Mechanisms of RecA filament nucleation on ssDNA by the DprA protein.

The DprA protein has been implicated in the protection of incoming DNA. However, the presence of dprA gene family members, also known as smf, across diverse bacterial species suggests a broader functionality for their gene products. We examined the role of the Escherichia coli DprA/Smf homologue in conjugation. Remarkably, Bacillus subtilis dprA/smf can complement an E. coli dprA mutant, indicating interchangeability of dprA/smf genes between competent and non-competent species in conjugational processes. The DprA protein forms a complex with DNA, facilitating the nucleation of RecA protein filaments onto circular single-stranded DNA coated with SSB protein.

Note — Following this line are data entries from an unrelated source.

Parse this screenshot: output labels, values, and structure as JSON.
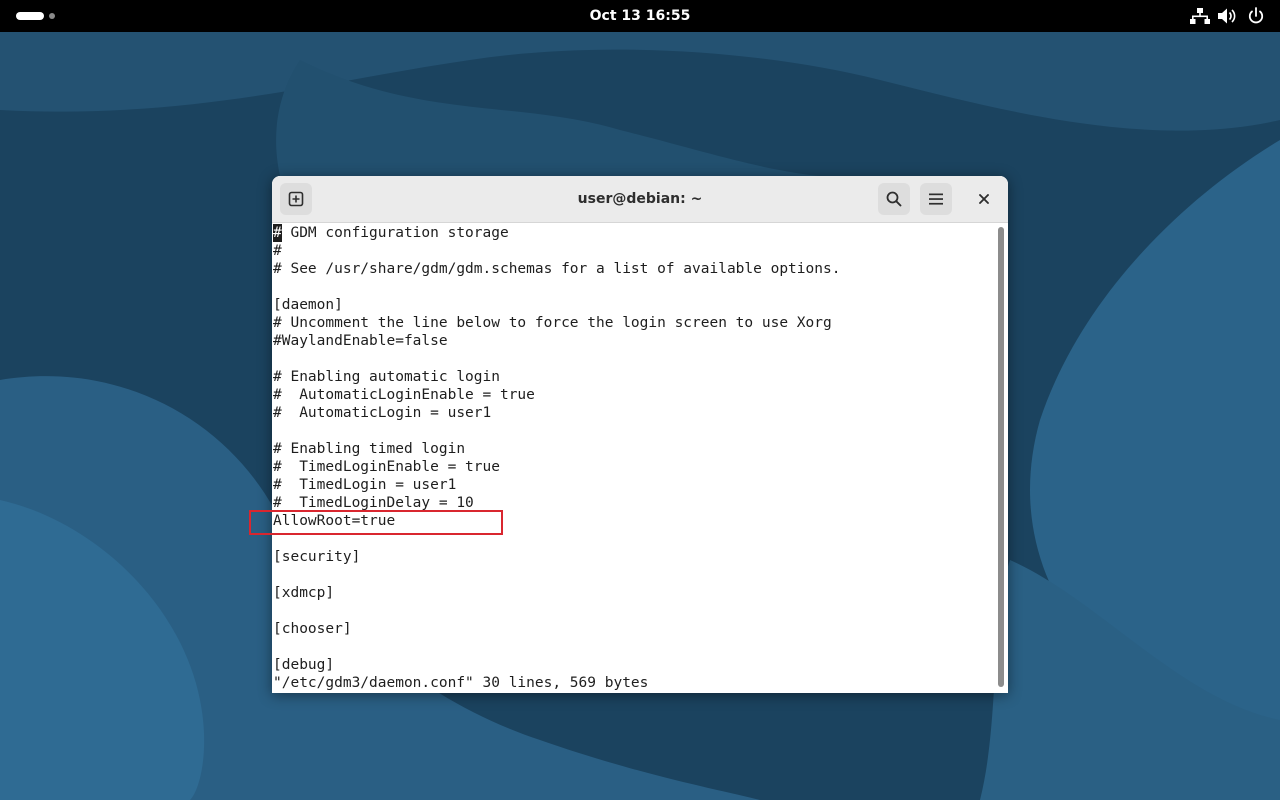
{
  "topbar": {
    "clock": "Oct 13  16:55",
    "activities_icon": "workspace-indicator-icon",
    "tray_icons": [
      "network-wired-icon",
      "volume-icon",
      "power-icon"
    ]
  },
  "window": {
    "title": "user@debian: ~",
    "new_tab_icon": "new-tab-icon",
    "search_icon": "search-icon",
    "menu_icon": "hamburger-menu-icon",
    "close_icon": "close-icon"
  },
  "terminal": {
    "cursor_char": "#",
    "lines": [
      " GDM configuration storage",
      "#",
      "# See /usr/share/gdm/gdm.schemas for a list of available options.",
      "",
      "[daemon]",
      "# Uncomment the line below to force the login screen to use Xorg",
      "#WaylandEnable=false",
      "",
      "# Enabling automatic login",
      "#  AutomaticLoginEnable = true",
      "#  AutomaticLogin = user1",
      "",
      "# Enabling timed login",
      "#  TimedLoginEnable = true",
      "#  TimedLogin = user1",
      "#  TimedLoginDelay = 10",
      "AllowRoot=true",
      "",
      "[security]",
      "",
      "[xdmcp]",
      "",
      "[chooser]",
      "",
      "[debug]"
    ],
    "status_line": "\"/etc/gdm3/daemon.conf\" 30 lines, 569 bytes"
  },
  "colors": {
    "desktop_bg": "#1f4a6a",
    "topbar_bg": "#000000",
    "headerbar_bg": "#ebebeb",
    "highlight": "#d9262f"
  }
}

To focus on RecA nucleation, we employed short DNA oligonucleotides that restrict RecA-DNA binding but allow for DprA-RecA-DNA binding. Analysis of dATPase activity revealed that RecA-DNA complexes were readily formed only with olig50, while DprA-RecA-DNA complexes were also feasible with olig21. Combining experimental data with a full-atomic model of the RecA-DprA-ssDNA complex’s spatial structure, we proposed a molecular mechanism for DprA-mediated loading of RecA proteins onto ssDNA. Our findings suggest that only one DprA-ssDNA interaction can occur sterically, occupying one strand of ssDNA in the complex.